L'après-midi, Sébastien était assis dans son bureau lorsque le téléphone sonna.
- Monsieur Larmel, un certain Joël Maupin demande à vous parler, lui dit Lucile, sa secrétaire. Il prétend qu'il vous connaît à titre privé et que c'est important. J'ai essayé de le dissuader mais il insiste.
Sébastien sentit son sang se glacer dans ses veines. Joël Maupin. Jojo.
Ainsi il n'était pas le seul à se tracasser...
- Merci Lucile, passez le moi, dit-il.
- Bien Monsieur.
Il y eut un petit déclic électronique et il entendit aussitôt :
- Sébastien ?
- Oui, Sébastien Larmel. A qui ai-je l'honneur ?
- Séb ! C'est moi, Joël, Joël Maupin. Le lycée, le théâtre, tu me remets ?
- Joël ? Bon sang ça fait un bail ! s'exclama Sébastien en essayant de prendre un ton jovial.
- Ah ça tu peux le dire. Neuf ans, tu te rends compte ? Je n'ai pas eu de mal à avoir ton numéro professionnel car ton entreprise est super connue, mais alors ta secrétaire, un vrai cerbère !
- Eh oui, que veux-tu, elle est payée pour ça. Sinon je serais dérangé tout le temps.
- Ah ah, tu es devenu un homme important. Ca a l'air de rouler pour toi. Tu as combien d'employés dans ta boîte ?
- Environ 120 personnes en tout. « Rouler pour moi », c'est le cas de le dire.
- Eh ben oui, ça marche du tonnerre, le vélo !
- Je ne me plains pas, effectivement, dit Sébastien. Et toi, que deviens-tu ?
- Bah, je n'ai pas eu ta réussite, je suis simple employé dans un hypermarché. Chef de rayon chez Carouf quoi.
- Bon, tu as du travail, ce n'est déjà pas si mal par les temps qui courent. Et tu es marié, tu as des enfants ?
- Je suis divorcé. J'ai un gamin de 7 ans mais c'est mon ex femme qui le garde la plupart du temps. Je le prends un peu pour les vacances. Toi aussi tu as des gosses ?
- Oui, dit Sébastien. Je suis marié, j'ai un garçon de 7 ans et une fille de presque 6 ans.
- Nickel ça, dis donc !
Il y eut un blanc.
Sébastien savait depuis qu'il avait entendu sa secrétaire prononcer le nom de Joël Maupin qu'il ne couperait pas au sujet de conversation redouté. Jojo ne l'appelait sûrement pas pour prendre de ses nouvelles.

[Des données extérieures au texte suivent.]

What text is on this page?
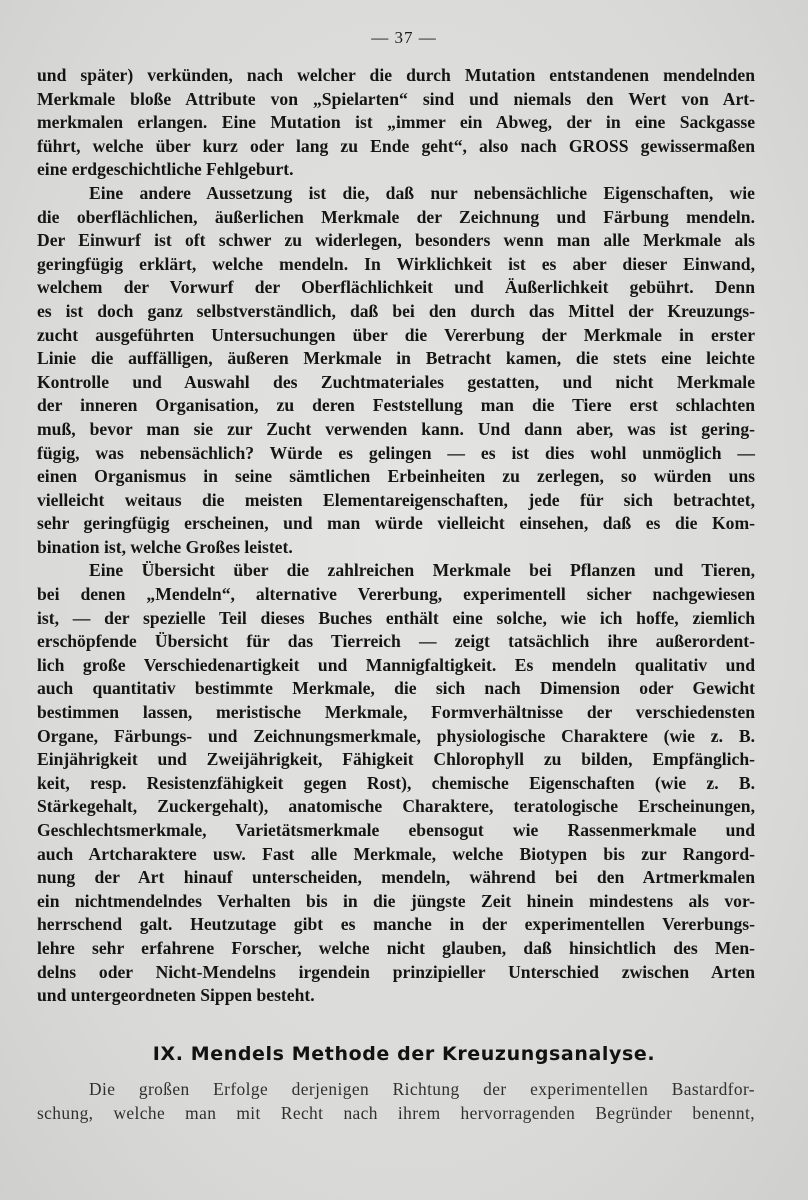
— 37 —
und später) verkünden, nach welcher die durch Mutation entstandenen mendelnden
Merkmale bloße Attribute von „Spielarten“ sind und niemals den Wert von Art-
merkmalen erlangen. Eine Mutation ist „immer ein Abweg, der in eine Sackgasse
führt, welche über kurz oder lang zu Ende geht“, also nach GROSS gewissermaßen
eine erdgeschichtliche Fehlgeburt.
Eine andere Aussetzung ist die, daß nur nebensächliche Eigenschaften, wie
die oberflächlichen, äußerlichen Merkmale der Zeichnung und Färbung mendeln.
Der Einwurf ist oft schwer zu widerlegen, besonders wenn man alle Merkmale als
geringfügig erklärt, welche mendeln. In Wirklichkeit ist es aber dieser Einwand,
welchem der Vorwurf der Oberflächlichkeit und Äußerlichkeit gebührt. Denn
es ist doch ganz selbstverständlich, daß bei den durch das Mittel der Kreuzungs-
zucht ausgeführten Untersuchungen über die Vererbung der Merkmale in erster
Linie die auffälligen, äußeren Merkmale in Betracht kamen, die stets eine leichte
Kontrolle und Auswahl des Zuchtmateriales gestatten, und nicht Merkmale
der inneren Organisation, zu deren Feststellung man die Tiere erst schlachten
muß, bevor man sie zur Zucht verwenden kann. Und dann aber, was ist gering-
fügig, was nebensächlich? Würde es gelingen — es ist dies wohl unmöglich —
einen Organismus in seine sämtlichen Erbeinheiten zu zerlegen, so würden uns
vielleicht weitaus die meisten Elementareigenschaften, jede für sich betrachtet,
sehr geringfügig erscheinen, und man würde vielleicht einsehen, daß es die Kom-
bination ist, welche Großes leistet.
Eine Übersicht über die zahlreichen Merkmale bei Pflanzen und Tieren,
bei denen „Mendeln“, alternative Vererbung, experimentell sicher nachgewiesen
ist, — der spezielle Teil dieses Buches enthält eine solche, wie ich hoffe, ziemlich
erschöpfende Übersicht für das Tierreich — zeigt tatsächlich ihre außerordent-
lich große Verschiedenartigkeit und Mannigfaltigkeit. Es mendeln qualitativ und
auch quantitativ bestimmte Merkmale, die sich nach Dimension oder Gewicht
bestimmen lassen, meristische Merkmale, Formverhältnisse der verschiedensten
Organe, Färbungs- und Zeichnungsmerkmale, physiologische Charaktere (wie z. B.
Einjährigkeit und Zweijährigkeit, Fähigkeit Chlorophyll zu bilden, Empfänglich-
keit, resp. Resistenzfähigkeit gegen Rost), chemische Eigenschaften (wie z. B.
Stärkegehalt, Zuckergehalt), anatomische Charaktere, teratologische Erscheinungen,
Geschlechtsmerkmale, Varietätsmerkmale ebensogut wie Rassenmerkmale und
auch Artcharaktere usw. Fast alle Merkmale, welche Biotypen bis zur Rangord-
nung der Art hinauf unterscheiden, mendeln, während bei den Artmerkmalen
ein nichtmendelndes Verhalten bis in die jüngste Zeit hinein mindestens als vor-
herrschend galt. Heutzutage gibt es manche in der experimentellen Vererbungs-
lehre sehr erfahrene Forscher, welche nicht glauben, daß hinsichtlich des Men-
delns oder Nicht-Mendelns irgendein prinzipieller Unterschied zwischen Arten
und untergeordneten Sippen besteht.
IX. Mendels Methode der Kreuzungsanalyse.
Die großen Erfolge derjenigen Richtung der experimentellen Bastardfor-
schung, welche man mit Recht nach ihrem hervorragenden Begründer benennt,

- Euh dis donc, dit Maupin d'une voix devenue soudain moins enjouée, euh, je ne sais pas trop comment te dire...
Il se racla la gorge et se lança :
- Tu as lu le journal ces temps-ci, Séb ?
- Oui, bien sûr, je l'ai lu.
- Tu as vu, il est arrivé malheur à César Mouillefarine hier...

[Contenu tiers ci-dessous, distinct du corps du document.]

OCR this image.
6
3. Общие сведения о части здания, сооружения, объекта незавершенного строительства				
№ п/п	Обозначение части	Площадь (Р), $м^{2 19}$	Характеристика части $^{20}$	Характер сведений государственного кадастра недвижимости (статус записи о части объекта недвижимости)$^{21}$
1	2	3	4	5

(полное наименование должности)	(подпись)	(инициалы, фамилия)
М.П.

- Je sais bien. Et tu m'appelles parce qu'il est déjà arrivé malheur à Mickaël Lamblin le mois dernier. Je veux dire le même genre de malheur sauf qu'au lieu de recevoir trois balles dans le cœur il en a reçu deux dans la tête.
- Tu... Bon, je vois que tu es au courant. Qu'en penses-tu ?

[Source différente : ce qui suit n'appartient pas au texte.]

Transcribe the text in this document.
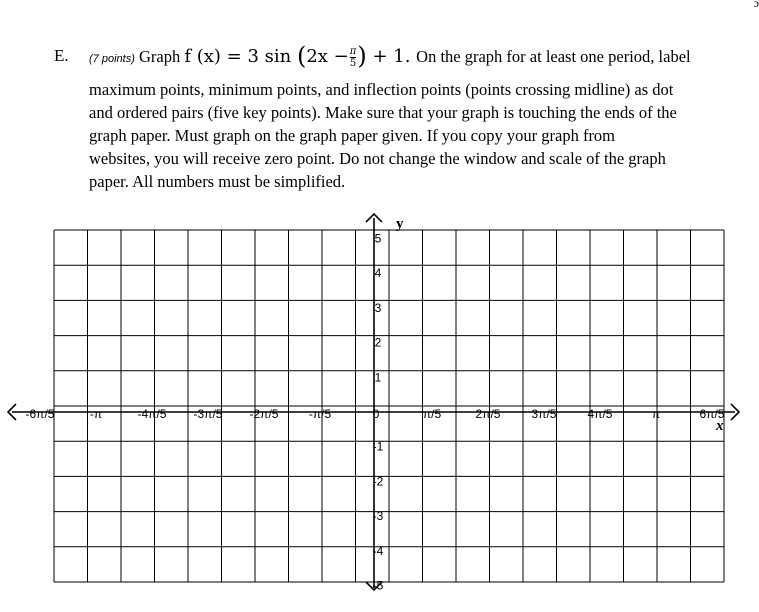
ɔ
E. (7 points) Graph f (x) = 3 $\sin (2x - \frac{\pi}{5}$ ) + 1. On the graph for at least one period, label
maximum points, minimum points, and inflection points (points crossing midline) as dot
and ordered pairs (five key points). Make sure that your graph is touching the ends of the
graph paper. Must graph on the graph paper given. If you copy your graph from
websites, you will receive zero point. Do not change the window and scale of the graph
paper. All numbers must be simplified.
-6π/5	-π	-4π/5 -3π/5 -2π/5	-π/5	0	π/5	2π/5	3π/5	4π/5	π	6π/5
5
4
3
2
1
-1
-2
-3
-4
-5
y
x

- Je ne sais pas trop quoi en penser alors je te retourne la question, dit Sébastien, parce que si tu m'appelles, c'est que tu dois avoir ta petite idée, non ?
A nouveau, pesant silence au bout du fil.
- Ecoute Séb. Je ne crois pas aux coïncidences.
- Moi non plus mais bon Dieu, après tout ce temps, ce n'est pas possible. Ca ne peut pas être ça !
- Si seulement tu avais raison. Je voudrais tellement que tu aies raison ...
- Enfin, il était en hôpital non ?
- Oui, en psy, chez les cinglés. Mais je me suis renseigné, enfin disons plus exactement que j'ai eu des échos : il y a un petit moment déjà qu'il est ressorti. Il est guéri, soi-disant.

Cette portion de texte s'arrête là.